話音剛落,院樓上突然探出了半個身子,樓上的人懶洋洋道“彭管事,可別再與奴家安排場子了,這一月都唱了三場,累的夠嗆要去您可自個兒去吧。”
“頻香公子,您這”話還未說完,只聽砰的一聲,樓上的門便被關上了,管事臉色有些難看。
“郎君實在對不住。”
方俞擺擺手,倒是也未放在心上,像這樣年輕的名角兒背后捧的人多,自然也是脾氣不小,估摸著聽見他還問出場價格,是個不堪砸銀錢的,自然不肯屈尊出場。

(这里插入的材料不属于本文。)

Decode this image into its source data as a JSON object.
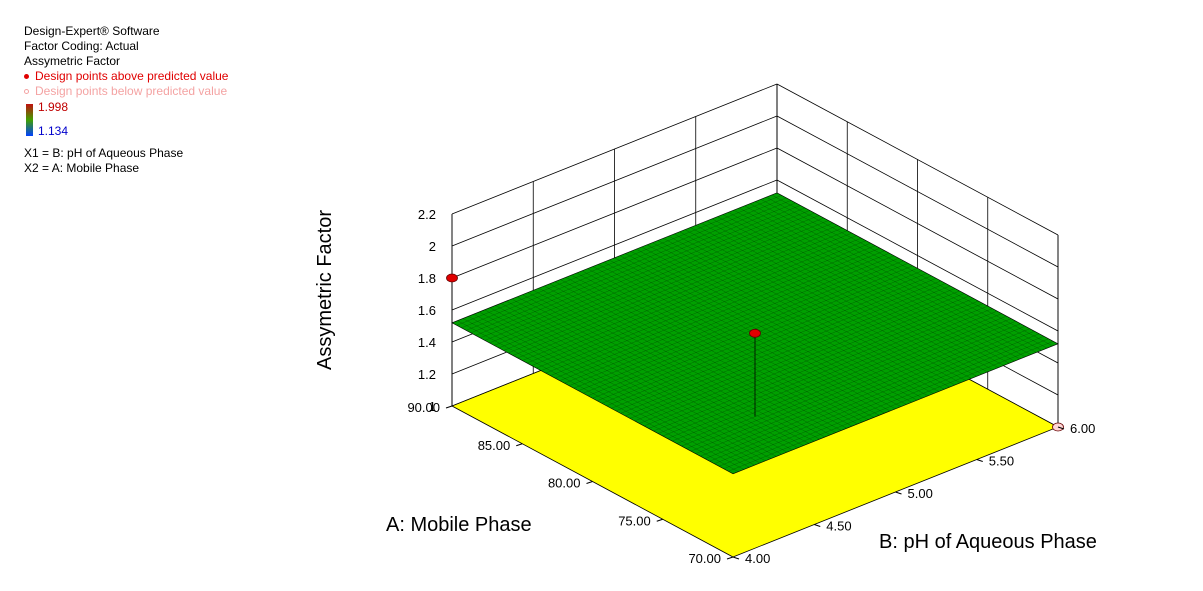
{
  "legend": {
    "software": "Design-Expert® Software",
    "coding": "Factor Coding: Actual",
    "response": "Assymetric Factor",
    "points_above": "Design points above predicted value",
    "points_below": "Design points below predicted value",
    "scale_max": "1.998",
    "scale_min": "1.134",
    "x1": "X1 = B: pH of Aqueous Phase",
    "x2": "X2 = A: Mobile Phase",
    "colors": {
      "above": "#e00000",
      "below": "#f4a3a3",
      "scale_max_text": "#c00000",
      "scale_min_text": "#0000cc"
    }
  },
  "chart_data": {
    "type": "surface",
    "title": "",
    "zlabel": "Assymetric Factor",
    "xlabel": "B: pH of Aqueous Phase",
    "ylabel": "A: Mobile Phase",
    "x_ticks": [
      "4.00",
      "4.50",
      "5.00",
      "5.50",
      "6.00"
    ],
    "y_ticks": [
      "70.00",
      "75.00",
      "80.00",
      "85.00",
      "90.00"
    ],
    "z_ticks": [
      "1",
      "1.2",
      "1.4",
      "1.6",
      "1.8",
      "2",
      "2.2"
    ],
    "xlim": [
      4.0,
      6.0
    ],
    "ylim": [
      70.0,
      90.0
    ],
    "zlim": [
      1.0,
      2.2
    ],
    "surface": {
      "corners": [
        {
          "b": 4.0,
          "a": 70.0,
          "z": 1.52
        },
        {
          "b": 6.0,
          "a": 70.0,
          "z": 1.52
        },
        {
          "b": 4.0,
          "a": 90.0,
          "z": 1.52
        },
        {
          "b": 6.0,
          "a": 90.0,
          "z": 1.52
        }
      ],
      "color": "#00a000",
      "mesh_color": "#003300"
    },
    "floor_color": "#ffff00",
    "design_points": [
      {
        "b": 4.0,
        "a": 90.0,
        "z": 1.8,
        "position": "above"
      },
      {
        "b": 5.0,
        "a": 80.0,
        "z": 1.52,
        "position": "above"
      },
      {
        "b": 6.0,
        "a": 70.0,
        "z": 1.0,
        "position": "below"
      }
    ],
    "grid": true
  }
}
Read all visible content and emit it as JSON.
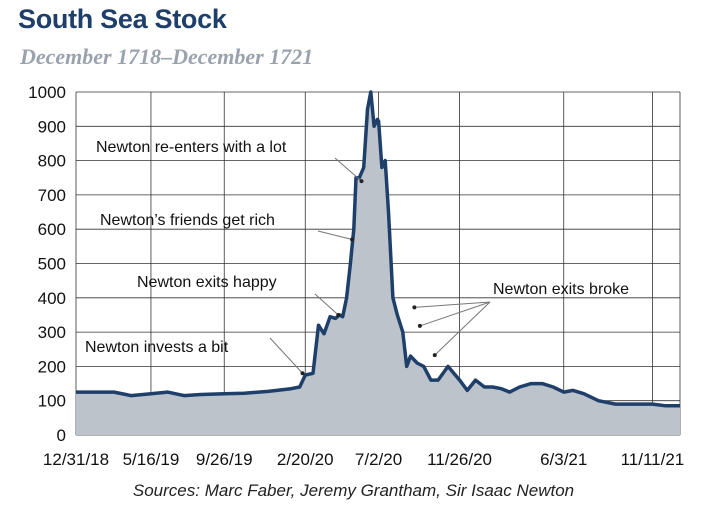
{
  "header": {
    "title": "South Sea Stock",
    "subtitle": "December 1718–December 1721"
  },
  "footer": {
    "source": "Sources: Marc Faber, Jeremy Grantham, Sir Isaac Newton"
  },
  "colors": {
    "title": "#1f3f6b",
    "line": "#1f3f6b",
    "fill": "#bdc3cb",
    "grid": "#333333"
  },
  "chart_data": {
    "type": "area",
    "xlabel": "",
    "ylabel": "",
    "ylim": [
      0,
      1000
    ],
    "yticks": [
      0,
      100,
      200,
      300,
      400,
      500,
      600,
      700,
      800,
      900,
      1000
    ],
    "xlim": [
      "1718-12-31",
      "1721-12-31"
    ],
    "xtick_labels": [
      "12/31/18",
      "5/16/19",
      "9/26/19",
      "2/20/20",
      "7/2/20",
      "11/26/20",
      "6/3/21",
      "11/11/21"
    ],
    "xtick_dates": [
      "1718-12-31",
      "1719-05-16",
      "1719-09-26",
      "1720-02-20",
      "1720-07-02",
      "1720-11-26",
      "1721-06-03",
      "1721-11-11"
    ],
    "grid": true,
    "series": [
      {
        "x": [
          "1718-12-31",
          "1719-01-20",
          "1719-03-10",
          "1719-04-10",
          "1719-05-16",
          "1719-06-15",
          "1719-07-15",
          "1719-08-15",
          "1719-09-26",
          "1719-11-01",
          "1719-12-15",
          "1720-01-25",
          "1720-02-10",
          "1720-02-20",
          "1720-03-05",
          "1720-03-15",
          "1720-03-25",
          "1720-04-05",
          "1720-04-15",
          "1720-04-22",
          "1720-04-28",
          "1720-05-05",
          "1720-05-12",
          "1720-05-18",
          "1720-05-22",
          "1720-05-28",
          "1720-06-05",
          "1720-06-12",
          "1720-06-18",
          "1720-06-24",
          "1720-06-30",
          "1720-07-02",
          "1720-07-08",
          "1720-07-14",
          "1720-07-20",
          "1720-07-28",
          "1720-08-05",
          "1720-08-15",
          "1720-08-22",
          "1720-08-29",
          "1720-09-10",
          "1720-09-22",
          "1720-10-05",
          "1720-10-18",
          "1720-11-05",
          "1720-11-26",
          "1720-12-10",
          "1720-12-25",
          "1721-01-10",
          "1721-01-25",
          "1721-02-10",
          "1721-02-25",
          "1721-03-15",
          "1721-04-05",
          "1721-04-25",
          "1721-05-15",
          "1721-06-03",
          "1721-06-20",
          "1721-07-10",
          "1721-08-05",
          "1721-09-05",
          "1721-09-25",
          "1721-10-10",
          "1721-10-25",
          "1721-11-11",
          "1721-12-05",
          "1721-12-31"
        ],
        "y": [
          125,
          125,
          125,
          115,
          120,
          125,
          115,
          118,
          120,
          122,
          127,
          135,
          140,
          175,
          180,
          320,
          295,
          345,
          340,
          350,
          345,
          400,
          500,
          600,
          750,
          750,
          780,
          950,
          1000,
          900,
          920,
          915,
          780,
          800,
          650,
          400,
          350,
          300,
          200,
          230,
          210,
          200,
          160,
          160,
          200,
          160,
          130,
          160,
          140,
          140,
          135,
          125,
          140,
          150,
          150,
          140,
          125,
          130,
          120,
          100,
          90,
          90,
          90,
          90,
          90,
          85,
          85
        ]
      }
    ],
    "annotations": [
      {
        "text": "Newton invests a bit",
        "date": "1720-02-15",
        "value": 180
      },
      {
        "text": "Newton exits happy",
        "date": "1720-04-20",
        "value": 350
      },
      {
        "text": "Newton’s friends get rich",
        "date": "1720-05-15",
        "value": 570
      },
      {
        "text": "Newton re-enters with a lot",
        "date": "1720-06-01",
        "value": 740
      },
      {
        "text": "Newton exits broke",
        "date": "1720-09-10",
        "value": 375
      }
    ]
  }
}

“管事的,頻香公子身子累不能去,我能啊我不累又未排場子。”
兩人正說著話,一個小哥兒不知從哪里躥了出來,年紀同那頻香公子似乎是要小上一些。
管事的待人兩幅面孔,對那頻香公子倒是很客氣,對這不知來路的小哥兒卻垮著一張臉“誰讓你在這兒聽我談事的,后院里打掃干凈了”
“早打掃干凈了。”
“同你說話還頂嘴去燒些熱水,待會兒他們唱完了要洗漱。”
那小哥兒癟了癟嘴“是。”便垂著頭去了走廊的另一頭。
方俞驚訝道“你們樓里做打掃的也能唱戲”
“郎君見笑了,那小腿子不是專門做打掃的,幾年前家里貧寒賣到樓里學唱戲的,不過沒什么天分,學了這么些年月也沒有什么出息,素日里能上去湊個群演便湊一個,沒場子的時候就再做些漿洗清掃的差事兒。”管事的怕讓人覺得苛待戲子,便又道“我們偌大一個園子,也不能養閑人不是。”
方俞點了點頭,又瞧了那小哥兒一眼“我再挑個上些年紀的男子,讓他也跟著來吧。”
管事的有些吃驚,不過既然是客人要求,那也只有照辦。喊的都是些會唱但沒名氣的,管事的也不好收高價,要了方俞三兩銀子,讓樓里的幾人出去給方俞唱個夠。
“果然是沒什么銀錢的,扣扣搜搜。彭管事竟也將我和晚秋往外推,若我真是應下來了,恐怕那郎君連定金都付不起,豈不是兩廂難堪。”
那頻香公子見方俞走了,施施然從樓上下來,同著立在門口的管事說嘴了幾句。
彭管事還是給頻香留了個好臉色,畢竟是樓里的搖錢樹,不能直接垮著臉子,嘴上卻也是不饒人“公子說的有理,不過也是奇怪,方才那郎君留了地址,竟是喬老爺家的女婿。”
頻香眉心一動,官宦人家興許是瞧不上喬家,但是對于他們這些下九流的人來說,卻是無一不識得喬家的。
“也并不多稀奇,一個女婿,能有多少銀錢,若是喬公子來請啊,那倒是個好場子。”頻香雖嘴上這般說著,見了一邊上的予哥兒卻還是一把扯著了他的手腕“到底還是小予啊,什么場子都爭著去接,這不,落了個香餑餑到頭頂上來。”
小予手腕被掐的生疼,自然是知道頻香有了怨氣,連忙討好道“就是餑餑那也是頻香哥不要賞賜的,否則哪有我什么事啊。待我出場子時若得了什么恩賞,那也得帶回來孝敬頻哥。”
頻香這才舒坦了些“說的像是誰稀罕你那點子東西一般。”
人走后,小予才趕忙揉了揉自己的小臂,都讓人給掐破皮了一塊兒。